Un constat aussi net et aussi justement argumenté de la fin de l’hégémonie US rencontre le jugement de quelques hommes politiques qui furent aussitôt ridiculisés lorsqu’ils l’émirent (Jacques Chirac et sa “multipolarité”). Si nous avions le temps, nous dirions qu’il devrait être médité par les analystes et dirigeants politiques qui continuent à axer leur vision du monde autour de la puissance US considérée comme un axiome impératif de la situation historique; qu’il devrait organiser leur pensée hors des sentiers largement battus durant les dernières décennies par la fascination de l'américanisme; que ces experts et dirigeants politiques n’en seraient pas punis pour autant, ni mis à l’index, puisque Richard Haass leur montre la voie… Mais le temps presse.
L’argument de Haass est bien structuré.
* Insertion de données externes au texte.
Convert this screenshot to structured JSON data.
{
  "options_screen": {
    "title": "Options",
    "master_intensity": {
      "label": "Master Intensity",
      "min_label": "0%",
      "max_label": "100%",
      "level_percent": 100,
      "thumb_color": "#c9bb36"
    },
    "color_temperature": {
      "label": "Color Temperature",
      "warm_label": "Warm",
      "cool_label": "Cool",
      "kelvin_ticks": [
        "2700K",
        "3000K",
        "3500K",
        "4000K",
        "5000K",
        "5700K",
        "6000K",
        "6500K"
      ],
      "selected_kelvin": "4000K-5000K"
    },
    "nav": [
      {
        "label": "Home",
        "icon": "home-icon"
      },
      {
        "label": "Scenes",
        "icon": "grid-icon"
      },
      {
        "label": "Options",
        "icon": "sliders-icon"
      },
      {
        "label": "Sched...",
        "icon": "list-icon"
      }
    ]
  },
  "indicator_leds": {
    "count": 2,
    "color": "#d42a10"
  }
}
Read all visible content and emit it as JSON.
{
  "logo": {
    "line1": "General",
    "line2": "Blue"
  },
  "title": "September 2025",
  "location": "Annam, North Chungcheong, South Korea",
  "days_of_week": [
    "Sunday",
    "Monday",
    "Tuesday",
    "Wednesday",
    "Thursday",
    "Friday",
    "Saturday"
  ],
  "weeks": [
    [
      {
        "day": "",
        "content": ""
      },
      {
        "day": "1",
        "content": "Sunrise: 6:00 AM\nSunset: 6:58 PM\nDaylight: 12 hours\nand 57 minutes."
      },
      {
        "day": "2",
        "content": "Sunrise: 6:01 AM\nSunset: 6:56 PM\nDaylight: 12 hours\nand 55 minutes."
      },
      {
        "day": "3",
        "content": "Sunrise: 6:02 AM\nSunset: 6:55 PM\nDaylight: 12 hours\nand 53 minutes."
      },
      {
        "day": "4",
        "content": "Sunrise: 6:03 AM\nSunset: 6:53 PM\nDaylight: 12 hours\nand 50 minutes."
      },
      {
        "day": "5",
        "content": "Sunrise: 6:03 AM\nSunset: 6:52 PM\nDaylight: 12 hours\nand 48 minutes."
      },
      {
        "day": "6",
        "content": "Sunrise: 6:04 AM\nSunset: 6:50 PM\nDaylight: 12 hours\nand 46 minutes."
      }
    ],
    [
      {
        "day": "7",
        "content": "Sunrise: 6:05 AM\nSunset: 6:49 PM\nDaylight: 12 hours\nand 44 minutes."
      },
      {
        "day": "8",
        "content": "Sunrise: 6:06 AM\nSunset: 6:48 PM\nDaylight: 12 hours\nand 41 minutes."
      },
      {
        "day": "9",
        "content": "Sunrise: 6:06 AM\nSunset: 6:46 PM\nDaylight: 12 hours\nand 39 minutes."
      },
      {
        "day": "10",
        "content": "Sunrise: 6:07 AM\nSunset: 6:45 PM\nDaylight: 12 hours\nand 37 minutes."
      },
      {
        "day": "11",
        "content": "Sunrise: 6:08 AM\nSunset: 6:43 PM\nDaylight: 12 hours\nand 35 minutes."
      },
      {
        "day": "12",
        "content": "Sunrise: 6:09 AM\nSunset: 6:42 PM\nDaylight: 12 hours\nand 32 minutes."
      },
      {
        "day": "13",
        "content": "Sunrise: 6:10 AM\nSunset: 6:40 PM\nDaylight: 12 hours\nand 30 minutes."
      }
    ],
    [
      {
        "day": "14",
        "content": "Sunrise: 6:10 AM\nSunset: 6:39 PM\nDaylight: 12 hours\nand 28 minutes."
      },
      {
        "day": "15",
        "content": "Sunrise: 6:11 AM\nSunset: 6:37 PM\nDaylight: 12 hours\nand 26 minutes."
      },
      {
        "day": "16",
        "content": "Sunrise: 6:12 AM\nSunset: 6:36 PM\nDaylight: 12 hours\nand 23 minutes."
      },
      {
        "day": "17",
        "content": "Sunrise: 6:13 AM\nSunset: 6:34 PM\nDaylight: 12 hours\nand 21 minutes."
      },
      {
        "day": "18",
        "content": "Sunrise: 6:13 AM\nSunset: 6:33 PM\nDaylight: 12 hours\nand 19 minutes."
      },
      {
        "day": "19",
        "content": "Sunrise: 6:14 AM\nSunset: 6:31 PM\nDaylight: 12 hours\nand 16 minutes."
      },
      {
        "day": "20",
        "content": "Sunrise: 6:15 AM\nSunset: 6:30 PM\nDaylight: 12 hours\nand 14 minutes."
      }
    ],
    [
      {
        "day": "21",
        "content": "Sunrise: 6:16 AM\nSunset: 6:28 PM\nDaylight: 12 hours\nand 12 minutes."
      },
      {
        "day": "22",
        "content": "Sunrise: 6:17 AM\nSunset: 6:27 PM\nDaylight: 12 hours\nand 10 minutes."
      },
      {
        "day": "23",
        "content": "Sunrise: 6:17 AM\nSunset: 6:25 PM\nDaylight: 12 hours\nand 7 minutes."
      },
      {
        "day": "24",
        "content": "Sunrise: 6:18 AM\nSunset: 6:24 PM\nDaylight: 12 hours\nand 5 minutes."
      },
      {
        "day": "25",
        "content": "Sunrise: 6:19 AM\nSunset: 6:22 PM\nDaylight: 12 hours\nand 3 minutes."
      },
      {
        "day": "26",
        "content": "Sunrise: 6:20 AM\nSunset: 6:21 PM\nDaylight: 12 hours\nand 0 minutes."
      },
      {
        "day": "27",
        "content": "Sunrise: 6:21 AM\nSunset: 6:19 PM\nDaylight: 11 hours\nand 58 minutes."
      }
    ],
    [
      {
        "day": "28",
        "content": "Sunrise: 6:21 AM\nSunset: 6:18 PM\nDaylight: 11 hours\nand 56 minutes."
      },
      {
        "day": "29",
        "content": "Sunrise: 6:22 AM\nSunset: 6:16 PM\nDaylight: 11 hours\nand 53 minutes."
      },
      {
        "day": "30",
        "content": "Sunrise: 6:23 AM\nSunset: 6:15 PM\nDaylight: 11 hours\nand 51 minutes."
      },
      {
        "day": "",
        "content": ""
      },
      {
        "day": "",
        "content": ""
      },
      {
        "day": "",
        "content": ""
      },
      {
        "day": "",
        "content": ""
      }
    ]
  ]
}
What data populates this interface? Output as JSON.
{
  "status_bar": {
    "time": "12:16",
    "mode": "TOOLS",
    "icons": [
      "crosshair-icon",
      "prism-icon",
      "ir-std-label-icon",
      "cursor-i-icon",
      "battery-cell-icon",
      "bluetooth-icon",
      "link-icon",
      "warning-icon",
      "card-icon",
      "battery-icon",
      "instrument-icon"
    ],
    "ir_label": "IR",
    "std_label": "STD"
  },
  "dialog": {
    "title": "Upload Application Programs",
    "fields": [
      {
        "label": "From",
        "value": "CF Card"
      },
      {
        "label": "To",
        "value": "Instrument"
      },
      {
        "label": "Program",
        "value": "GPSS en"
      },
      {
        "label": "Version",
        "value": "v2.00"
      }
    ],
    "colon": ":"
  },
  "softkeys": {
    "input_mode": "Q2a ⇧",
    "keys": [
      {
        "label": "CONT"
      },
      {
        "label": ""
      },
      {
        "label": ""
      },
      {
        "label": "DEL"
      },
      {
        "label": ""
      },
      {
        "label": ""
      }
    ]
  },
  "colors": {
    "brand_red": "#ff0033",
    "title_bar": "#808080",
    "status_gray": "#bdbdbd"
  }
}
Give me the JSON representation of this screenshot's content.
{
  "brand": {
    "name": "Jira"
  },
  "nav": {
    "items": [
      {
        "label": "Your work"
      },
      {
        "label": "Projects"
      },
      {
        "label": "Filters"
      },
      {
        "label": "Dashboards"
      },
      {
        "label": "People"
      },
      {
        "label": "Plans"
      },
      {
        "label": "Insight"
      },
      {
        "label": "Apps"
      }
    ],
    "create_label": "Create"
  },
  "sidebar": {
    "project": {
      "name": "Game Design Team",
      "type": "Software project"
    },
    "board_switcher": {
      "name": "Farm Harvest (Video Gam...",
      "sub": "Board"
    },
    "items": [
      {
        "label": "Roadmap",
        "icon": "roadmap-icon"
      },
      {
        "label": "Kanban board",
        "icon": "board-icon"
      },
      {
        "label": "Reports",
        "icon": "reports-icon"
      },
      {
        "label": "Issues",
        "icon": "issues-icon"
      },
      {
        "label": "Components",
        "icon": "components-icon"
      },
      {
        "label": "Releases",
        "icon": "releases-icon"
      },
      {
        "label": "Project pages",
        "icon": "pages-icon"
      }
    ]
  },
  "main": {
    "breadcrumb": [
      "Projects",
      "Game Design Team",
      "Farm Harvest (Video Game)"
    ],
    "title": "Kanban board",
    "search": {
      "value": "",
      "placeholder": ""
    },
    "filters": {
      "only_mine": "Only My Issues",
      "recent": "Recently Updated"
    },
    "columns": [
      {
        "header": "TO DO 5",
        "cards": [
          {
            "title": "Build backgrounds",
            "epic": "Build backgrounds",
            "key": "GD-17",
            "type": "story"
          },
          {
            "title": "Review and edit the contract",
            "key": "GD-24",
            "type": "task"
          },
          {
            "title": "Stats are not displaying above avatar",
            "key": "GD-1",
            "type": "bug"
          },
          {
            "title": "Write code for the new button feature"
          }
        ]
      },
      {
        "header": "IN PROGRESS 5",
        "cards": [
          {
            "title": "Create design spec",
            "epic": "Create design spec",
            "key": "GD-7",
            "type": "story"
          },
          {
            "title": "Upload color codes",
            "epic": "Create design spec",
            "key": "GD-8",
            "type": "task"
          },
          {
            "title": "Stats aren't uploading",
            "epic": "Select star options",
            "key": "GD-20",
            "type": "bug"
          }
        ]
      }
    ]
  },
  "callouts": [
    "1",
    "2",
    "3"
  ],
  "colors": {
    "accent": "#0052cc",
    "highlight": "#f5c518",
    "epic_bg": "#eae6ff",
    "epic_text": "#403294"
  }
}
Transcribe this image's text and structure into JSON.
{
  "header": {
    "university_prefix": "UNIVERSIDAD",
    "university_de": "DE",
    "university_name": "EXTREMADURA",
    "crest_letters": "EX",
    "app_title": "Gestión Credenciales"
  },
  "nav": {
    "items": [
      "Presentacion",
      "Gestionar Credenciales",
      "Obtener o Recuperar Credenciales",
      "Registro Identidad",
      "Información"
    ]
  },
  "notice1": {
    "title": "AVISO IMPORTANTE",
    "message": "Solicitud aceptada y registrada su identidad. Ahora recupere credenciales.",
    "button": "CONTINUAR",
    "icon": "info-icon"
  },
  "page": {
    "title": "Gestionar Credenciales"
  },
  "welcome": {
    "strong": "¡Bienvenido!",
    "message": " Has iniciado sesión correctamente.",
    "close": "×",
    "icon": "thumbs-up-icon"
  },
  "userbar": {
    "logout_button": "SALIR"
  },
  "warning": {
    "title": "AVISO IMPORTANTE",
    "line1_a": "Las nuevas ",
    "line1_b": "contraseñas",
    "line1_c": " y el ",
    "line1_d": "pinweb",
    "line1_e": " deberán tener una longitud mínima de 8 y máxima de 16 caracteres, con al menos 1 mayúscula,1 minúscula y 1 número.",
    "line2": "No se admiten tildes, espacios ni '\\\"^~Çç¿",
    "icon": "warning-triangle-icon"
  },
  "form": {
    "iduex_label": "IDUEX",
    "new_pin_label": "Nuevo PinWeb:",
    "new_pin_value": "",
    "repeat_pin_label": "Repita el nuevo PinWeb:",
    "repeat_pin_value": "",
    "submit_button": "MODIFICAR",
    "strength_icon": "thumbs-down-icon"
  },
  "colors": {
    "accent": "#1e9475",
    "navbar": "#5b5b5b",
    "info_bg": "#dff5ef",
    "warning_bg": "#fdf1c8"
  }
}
Il ne cache rien des “folies du roi George” encore pour quelques mois à la Maison-Blanche. Surtout, il admet que certains des facteurs du déclin US, et non des moindres sinon les principaux, sont indépendants de ces mêmes “folies” ; qu’ils sont inhérents à certaines tendances historiques et certaines constantes de la politique US qui dépassent le seul GW Bush. On irait certainement au-delà en avançant que tous ces arguments, même ceux des “folies”, dépassent le même GW Bush et auraient valu avec un autre président, en théorie dégagé de l’influence des néo-conservateurs.
Il ne manque pas d’articles, aujourd’hui, y compris de néo-conservateurs eux-mêmes, pour montrer et démontrer que la politique extrémiste et belliciste depuis 9/11 soi-disant inspirée par les seuls néo-conservateurs, aurait existé sans ces mêmes néo-conservateurs tant elle est naturelle aux tendances américanistes. C’est l’argument constant d’un Robert Kagan, qui juge dans son dernier livre (The Return of History and the End of Dreams) :
A guiding principle of American foreign policy has been that no one else can quite be trusted to keep the world safe for democratic principles – not America's enemies, certainly, but not its allies, either.»
Le brave Gerard Baker, du Times, montre également, et avec justesse également, combien les néo-conservateurs expriment effectivement une tendance centrale de la politique extérieure US (voir sa chronique du 17 mars).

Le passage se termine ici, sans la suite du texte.